Scene 22
 とてもアジトまで行く余裕はない。そもそもこんなところをドフラミンゴにでも見られればおしまいだ。
 動けないロシナンテをどうにか引き摺り、二人は安い売春宿に転がり込んだ。部屋に入るや否や、花子はロシナンテごと床に倒れる。なんとか大男の下から這い出し、花子はロシナンテを仰向けに寝かせてやる。そうすると、青白くなった顔や胸を濡らす血の赤さに、ぞっと血の気が引いた。

「どうしようロシー、血が、血が……っ」
「落ち着け」

 取り乱す花子に対し、ロシナンテは冷静だった。
 彼は薄べったい枕を二つに折り、傷口に当てると、それを上から押さえつけるよう花子に指示を出した。横たわった彼は彼女の肩を使い、下肢を挙上する。

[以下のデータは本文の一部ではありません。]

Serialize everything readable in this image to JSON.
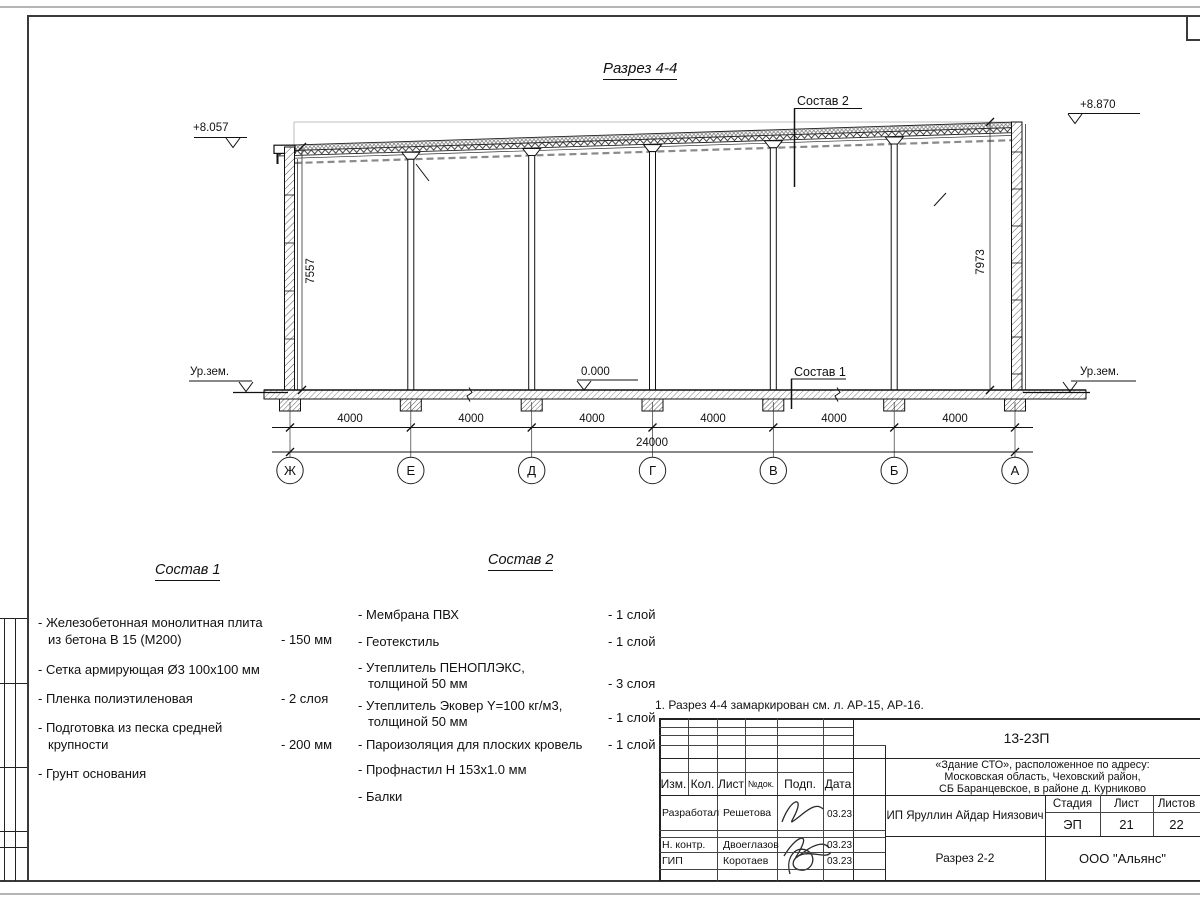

「おれはデカいから、ちょっとくらい血を流したって死なねえよ」
「でも、……」
「心配すんな」

 自分より、よほど酷い顔をした花子の方が心配だった。
 頬を濡らしながら、花子は懸命にロシナンテの指示に従う。傷口を圧迫し、血液の流れが止まるのを確認すると、自分の肩の代わりにベッドに足を乗せてやった。階下の主人に湯を沸かさせ、温めたタオルで傷口を拭ってやり、飲ませてもやった。

「輸血とか……病院に……」
「必要ねえよ。おまえでいい」

 ロシナンテは笑う。
 彼の身体は、花子が思うよりも随分頑丈にできている。それでも数日はここを動けないだろうとロシナンテは踏んだ。もう夜も近い。薬を買いに行かせてと花子が頼んでもロシナンテは許さなかった。泣いて弱った女など、暴漢どもの格好の餌食だ。噂がファミリーに届くのを恐れ、宿の者を買い出しに行かせるわけにもいかない。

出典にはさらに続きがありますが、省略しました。